The core lesson from decades of soil-focused research and on-farm experience is clear: soil is not a cost to be minimized, but a strategic asset to be developed. By shifting from a purely input-driven model to one that prioritizes biological function, structure, and organic matter, farms can achieve a rare combination of productivity, resilience, and environmental stewardship.

In this sense, the principles long shared by forward-looking agronomists are less a set of rigid rules and more a mindset. It is a way of seeing soil not as dirt underfoot, but as a living partner in production—one that, when cared for, can deliver compounding benefits for decades to come.

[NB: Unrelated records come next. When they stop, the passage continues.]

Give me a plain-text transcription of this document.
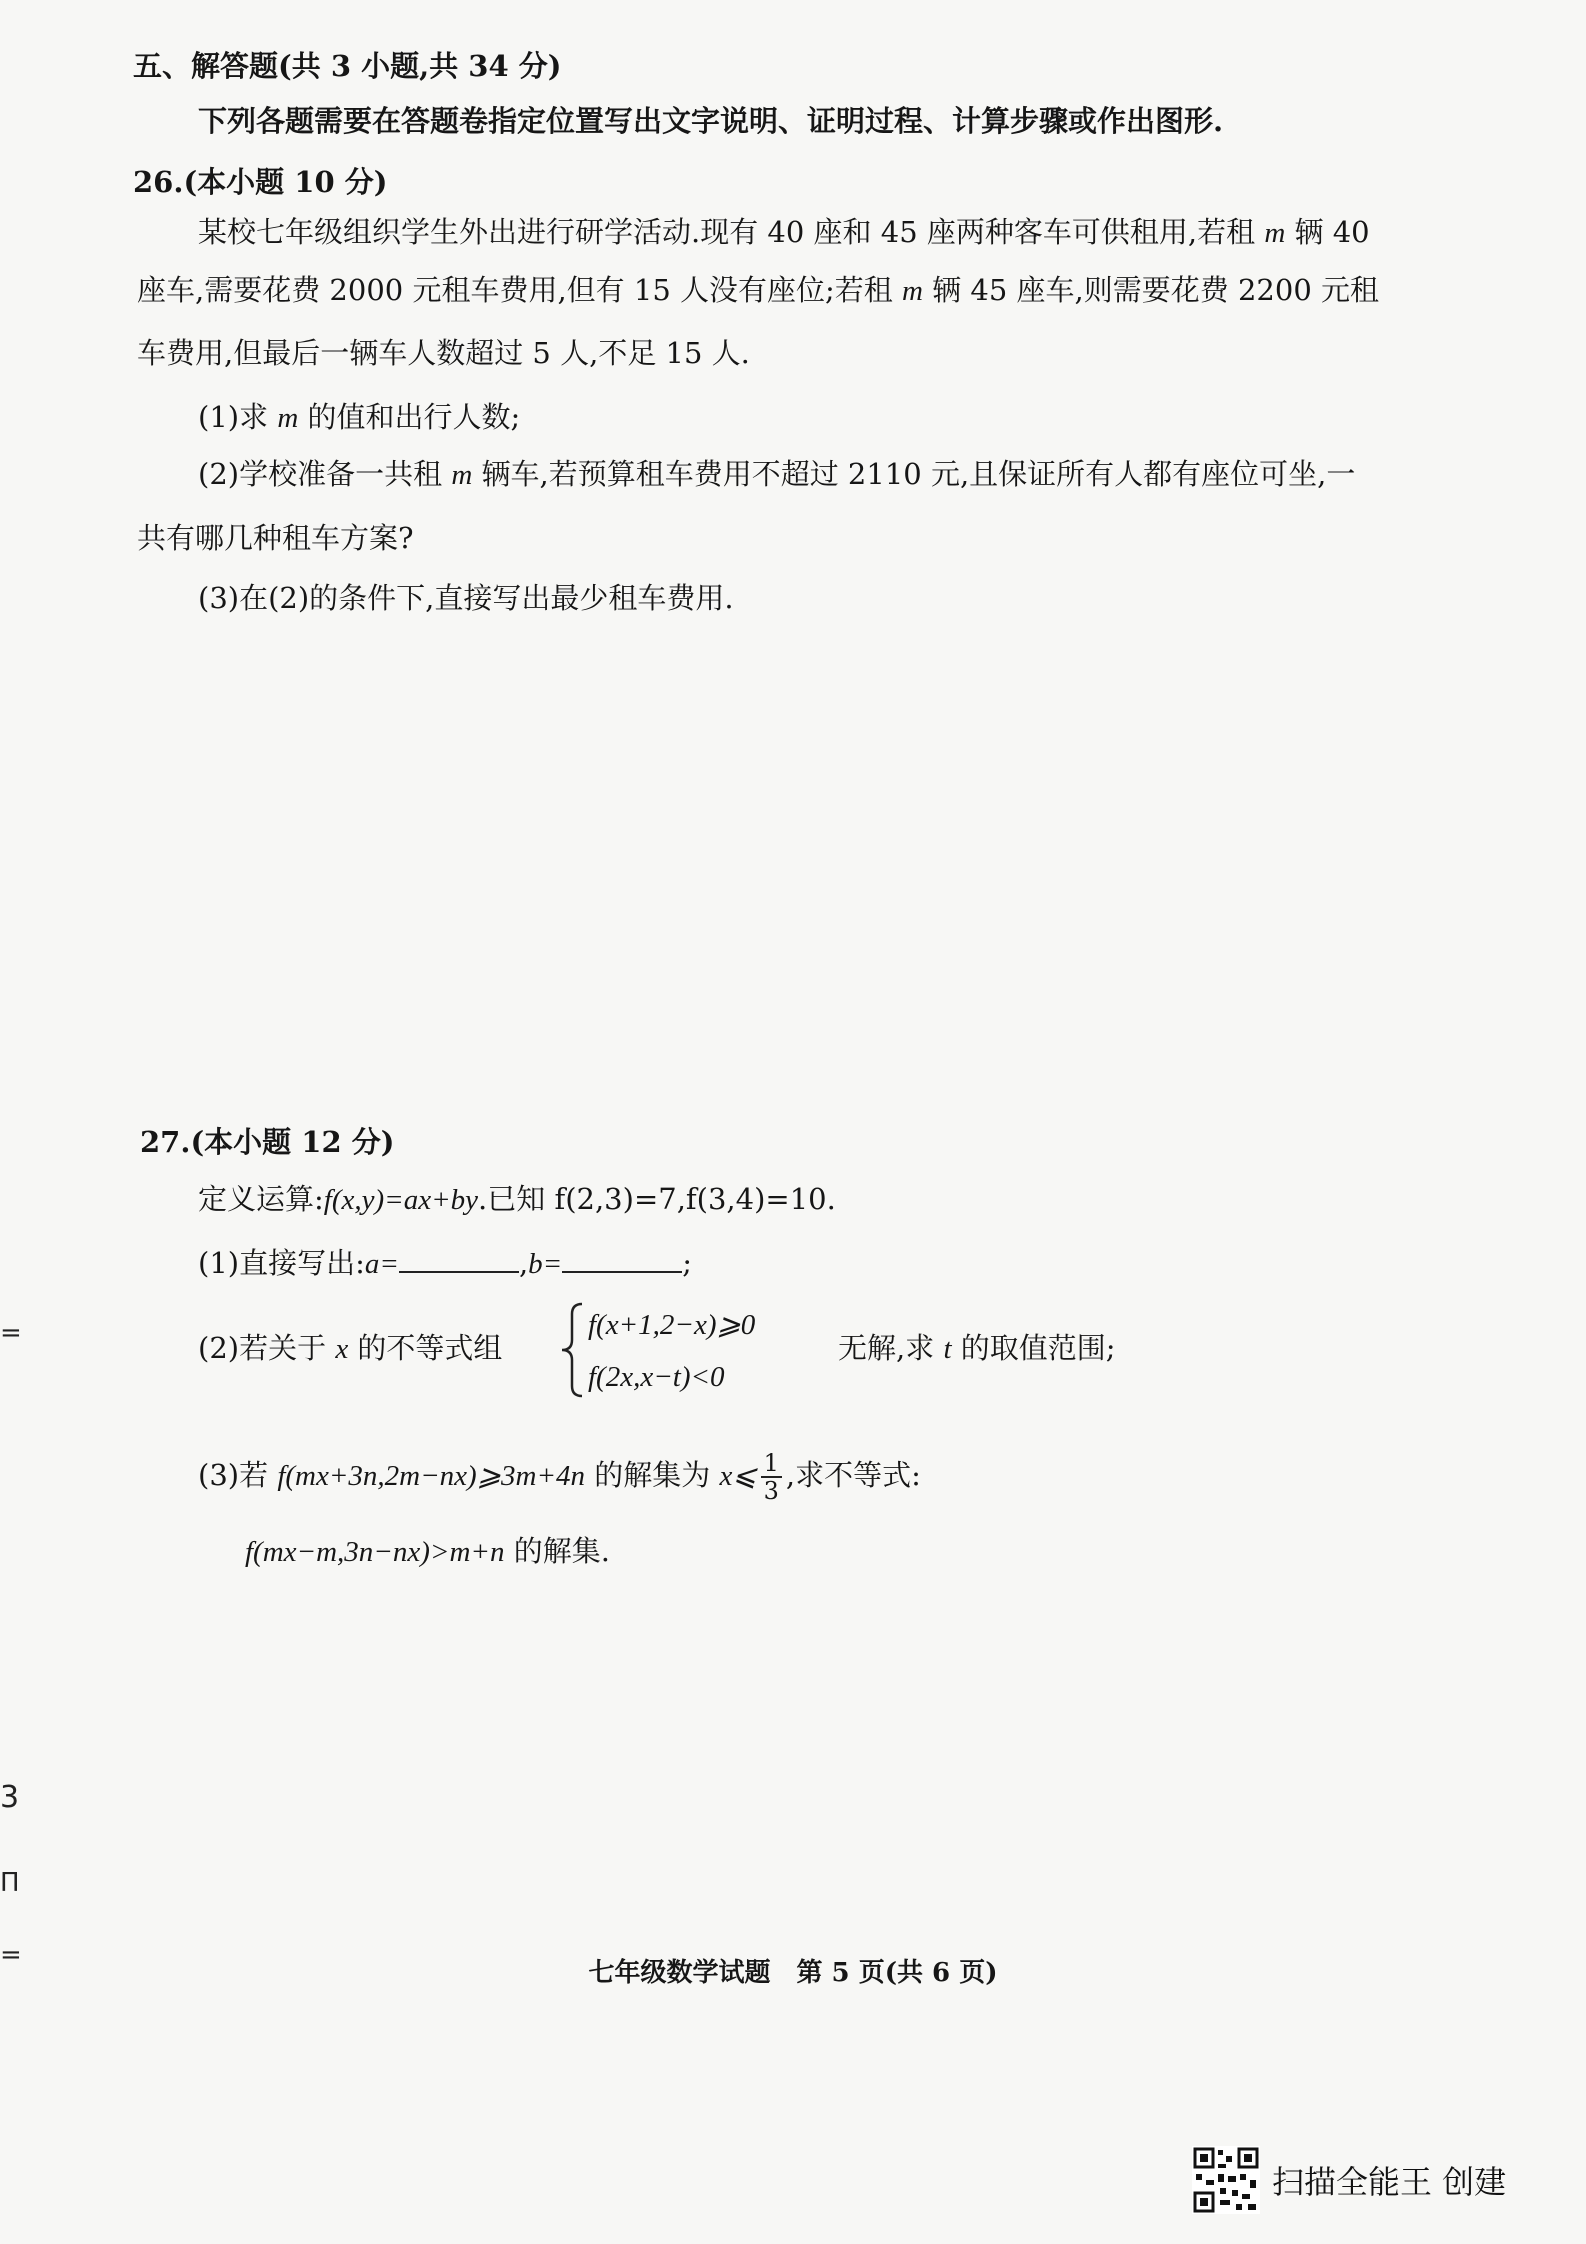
五、解答题(共 3 小题,共 34 分)
下列各题需要在答题卷指定位置写出文字说明、证明过程、计算步骤或作出图形.
26.(本小题 10 分)
某校七年级组织学生外出进行研学活动.现有 40 座和 45 座两种客车可供租用,若租 m 辆 40
座车,需要花费 2000 元租车费用,但有 15 人没有座位;若租 m 辆 45 座车,则需要花费 2200 元租
车费用,但最后一辆车人数超过 5 人,不足 15 人.
(1)求 m 的值和出行人数;
(2)学校准备一共租 m 辆车,若预算租车费用不超过 2110 元,且保证所有人都有座位可坐,一
共有哪几种租车方案?
(3)在(2)的条件下,直接写出最少租车费用.
27.(本小题 12 分)
定义运算:f(x,y)=ax+by.已知 f(2,3)=7,f(3,4)=10.
(1)直接写出:a=	,b=	;
(2)若关于 x 的不等式组
f(x+1,2−x)⩾0
f(2x,x−t)<0
无解,求 t 的取值范围;
(3)若 f(mx+3n,2m−nx)⩾3m+4n 的解集为 x⩽ $\frac{1}{3}$ ,求不等式:
f(mx−m,3n−nx)>m+n 的解集.
七年级数学试题　第 5 页(共 6 页)
=
3
Π
=
扫描全能王 创建
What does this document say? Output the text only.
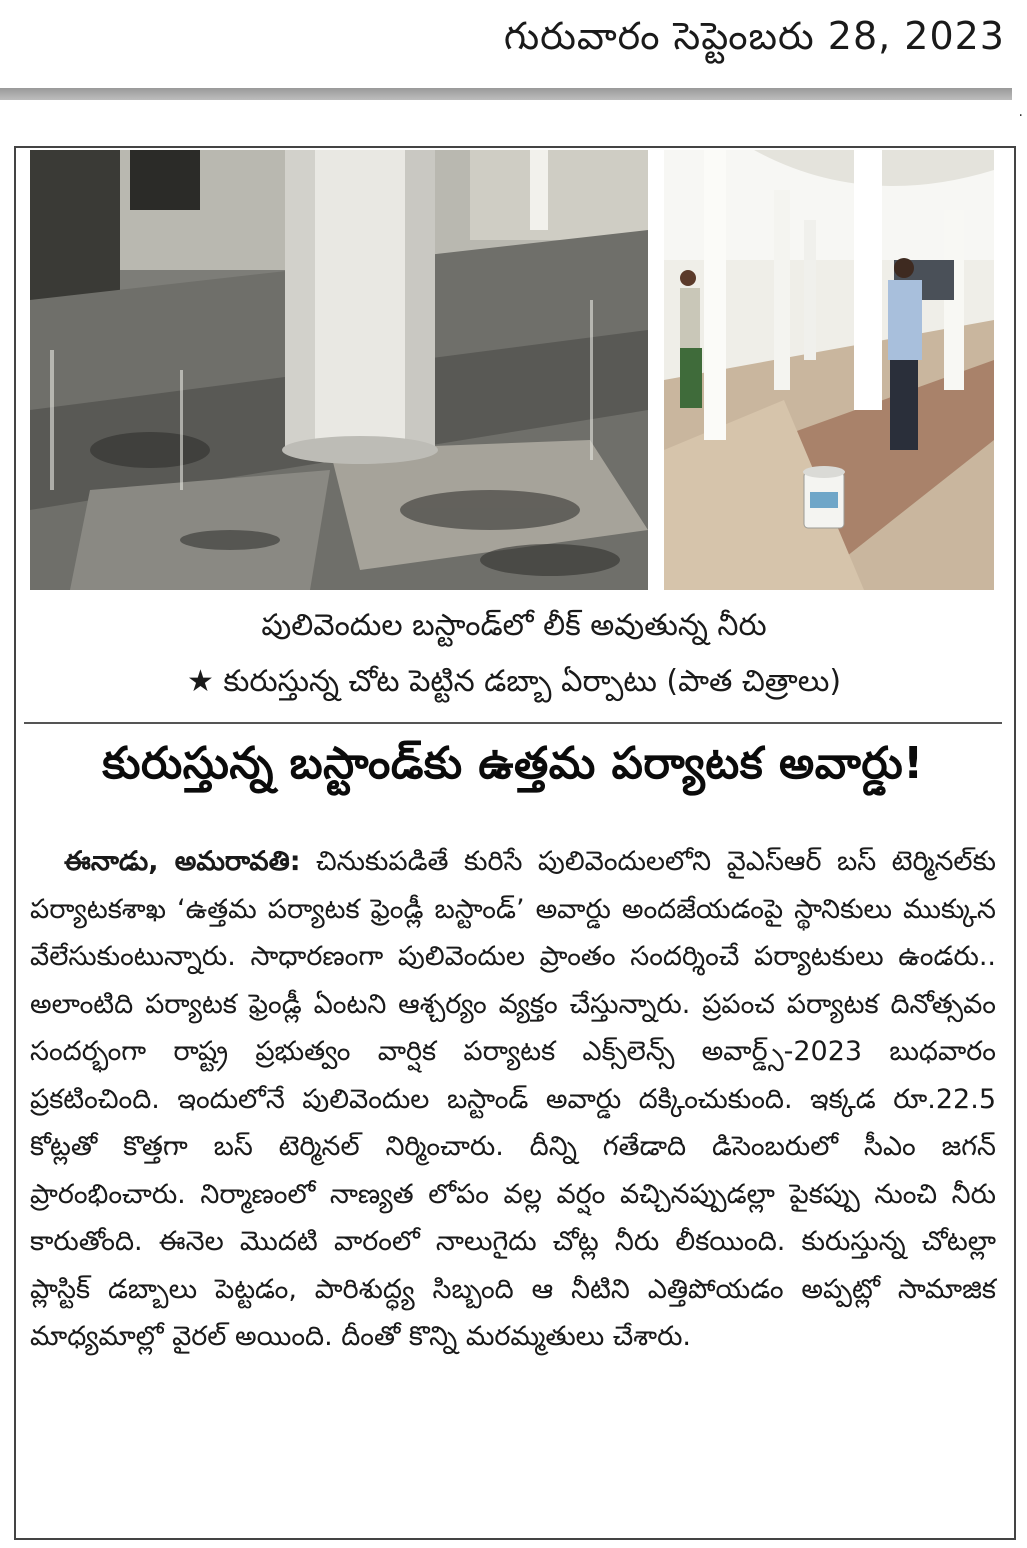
గురువారం సెప్టెంబరు 28, 2023
.
పులివెందుల బస్టాండ్‌లో లీక్ అవుతున్న నీరు
★ కురుస్తున్న చోట పెట్టిన డబ్బా ఏర్పాటు (పాత చిత్రాలు)
కురుస్తున్న బస్టాండ్‌కు ఉత్తమ పర్యాటక అవార్డు!
ఈనాడు, అమరావతి: చినుకుపడితే కురిసే పులివెందులలోని వైఎస్ఆర్ బస్ టెర్మినల్‌కు పర్యాటకశాఖ ‘ఉత్తమ పర్యాటక ఫ్రెండ్లీ బస్టాండ్’ అవార్డు అందజేయడంపై స్థానికులు ముక్కున వేలేసుకుంటున్నారు. సాధారణంగా పులివెందుల ప్రాంతం సందర్శించే పర్యాటకులు ఉండరు.. అలాంటిది పర్యాటక ఫ్రెండ్లీ ఏంటని ఆశ్చర్యం వ్యక్తం చేస్తున్నారు. ప్రపంచ పర్యాటక దినోత్సవం సందర్భంగా రాష్ట్ర ప్రభుత్వం వార్షిక పర్యాటక ఎక్స్‌లెన్స్ అవార్డ్స్-2023 బుధవారం ప్రకటించింది. ఇందులోనే పులివెందుల బస్టాండ్ అవార్డు దక్కించుకుంది. ఇక్కడ రూ.22.5 కోట్లతో కొత్తగా బస్ టెర్మినల్ నిర్మించారు. దీన్ని గతేడాది డిసెంబరులో సీఎం జగన్ ప్రారంభించారు. నిర్మాణంలో నాణ్యత లోపం వల్ల వర్షం వచ్చినప్పుడల్లా పైకప్పు నుంచి నీరు కారుతోంది. ఈనెల మొదటి వారంలో నాలుగైదు చోట్ల నీరు లీకయింది. కురుస్తున్న చోటల్లా ప్లాస్టిక్ డబ్బాలు పెట్టడం, పారిశుద్ధ్య సిబ్బంది ఆ నీటిని ఎత్తిపోయడం అప్పట్లో సామాజిక మాధ్యమాల్లో వైరల్ అయింది. దీంతో కొన్ని మరమ్మతులు చేశారు.
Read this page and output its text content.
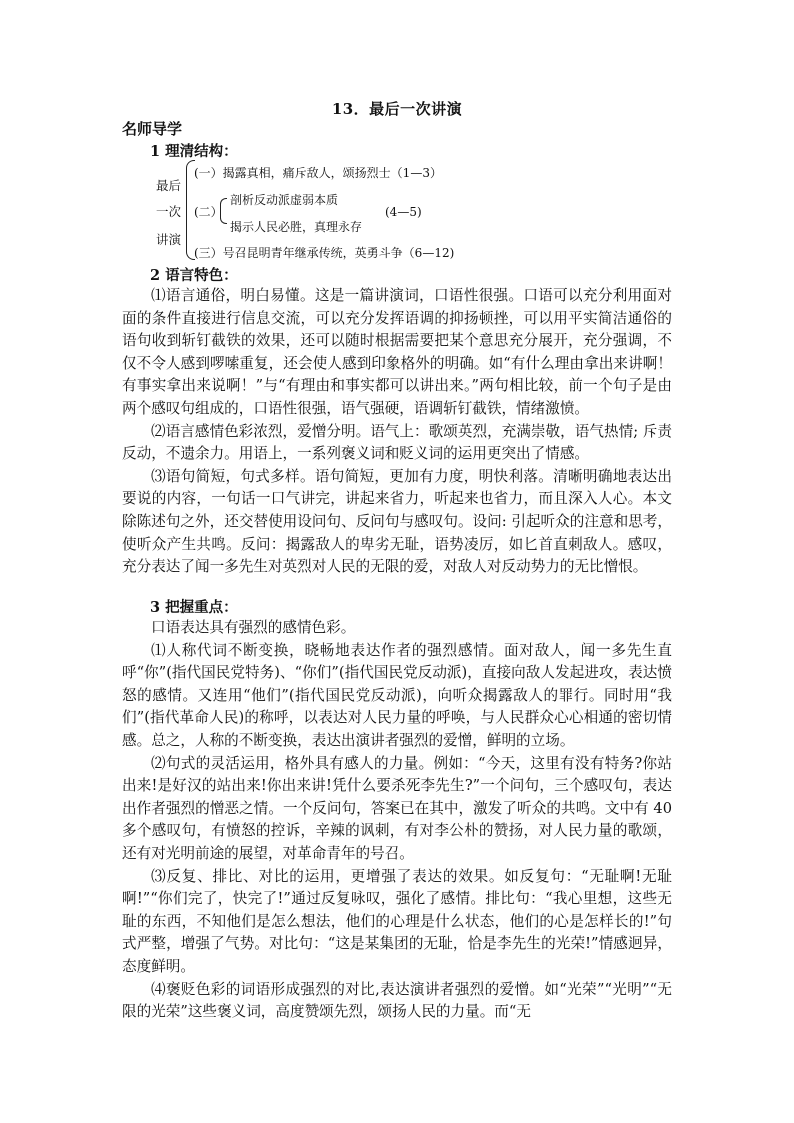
13．最后一次讲演
名师导学
1 理清结构：
最后
一次
讲演
(一）揭露真相，痛斥敌人，颂扬烈士（1—3）
(二）
剖析反动派虚弱本质
揭示人民必胜，真理永存
(4—5)
(三）号召昆明青年继承传统，英勇斗争（6—12)
2 语言特色：

⑴语言通俗，明白易懂。这是一篇讲演词，口语性很强。口语可以充分利用面对面的条件直接进行信息交流，可以充分发挥语调的抑扬顿挫，可以用平实简洁通俗的语句收到斩钉截铁的效果，还可以随时根据需要把某个意思充分展开，充分强调，不仅不令人感到啰嗦重复，还会使人感到印象格外的明确。如“有什么理由拿出来讲啊！有事实拿出来说啊！”与“有理由和事实都可以讲出来。”两句相比较，前一个句子是由两个感叹句组成的，口语性很强，语气强硬，语调斩钉截铁，情绪激愤。

⑵语言感情色彩浓烈，爱憎分明。语气上：歌颂英烈，充满崇敬，语气热情; 斥责反动，不遗余力。用语上，一系列褒义词和贬义词的运用更突出了情感。

⑶语句简短，句式多样。语句简短，更加有力度，明快利落。清晰明确地表达出要说的内容，一句话一口气讲完，讲起来省力，听起来也省力，而且深入人心。本文除陈述句之外，还交替使用设问句、反问句与感叹句。设问: 引起听众的注意和思考，使听众产生共鸣。反问：揭露敌人的卑劣无耻，语势凌厉，如匕首直刺敌人。感叹，充分表达了闻一多先生对英烈对人民的无限的爱，对敌人对反动势力的无比憎恨。

3 把握重点：

口语表达具有强烈的感情色彩。

⑴人称代词不断变换，晓畅地表达作者的强烈感情。面对敌人，闻一多先生直呼“你”(指代国民党特务)、“你们”(指代国民党反动派)，直接向敌人发起进攻，表达愤怒的感情。又连用“他们”(指代国民党反动派)，向听众揭露敌人的罪行。同时用“我们”(指代革命人民)的称呼，以表达对人民力量的呼唤，与人民群众心心相通的密切情感。总之，人称的不断变换，表达出演讲者强烈的爱憎，鲜明的立场。

⑵句式的灵活运用，格外具有感人的力量。例如：“今天，这里有没有特务?你站出来!是好汉的站出来!你出来讲!凭什么要杀死李先生?”一个问句，三个感叹句，表达出作者强烈的憎恶之情。一个反问句，答案已在其中，激发了听众的共鸣。文中有 40 多个感叹句，有愤怒的控诉，辛辣的讽刺，有对李公朴的赞扬，对人民力量的歌颂，还有对光明前途的展望，对革命青年的号召。

⑶反复、排比、对比的运用，更增强了表达的效果。如反复句：“无耻啊!无耻啊!”“你们完了，快完了!”通过反复咏叹，强化了感情。排比句：“我心里想，这些无耻的东西，不知他们是怎么想法，他们的心理是什么状态，他们的心是怎样长的!”句式严整，增强了气势。对比句：“这是某集团的无耻，恰是李先生的光荣!”情感迥异，态度鲜明。

⑷褒贬色彩的词语形成强烈的对比,表达演讲者强烈的爱憎。如“光荣”“光明”“无限的光荣”这些褒义词，高度赞颂先烈，颂扬人民的力量。而“无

Interestingly, the same principles that define healthy soil ecosystems also appear in other parts of rural life, including hospitality. Farm stays and countryside hotels that sit amid working fields increasingly recognize that thriving, biologically active soils are part of the guest experience: they shape the flavors of local food, the diversity of surrounding landscapes, and even the comfort of the microclimate around the property. When a hotel partners with nearby regenerative farms or manages its own grounds using soil-friendly practices—reduced tillage in gardens, rich compost in orchards, and diverse cover plantings along walking trails—it offers visitors more than a place to sleep. It becomes a living showcase of how soil health, food quality, and rural tourism can reinforce one another in a truly sustainable way.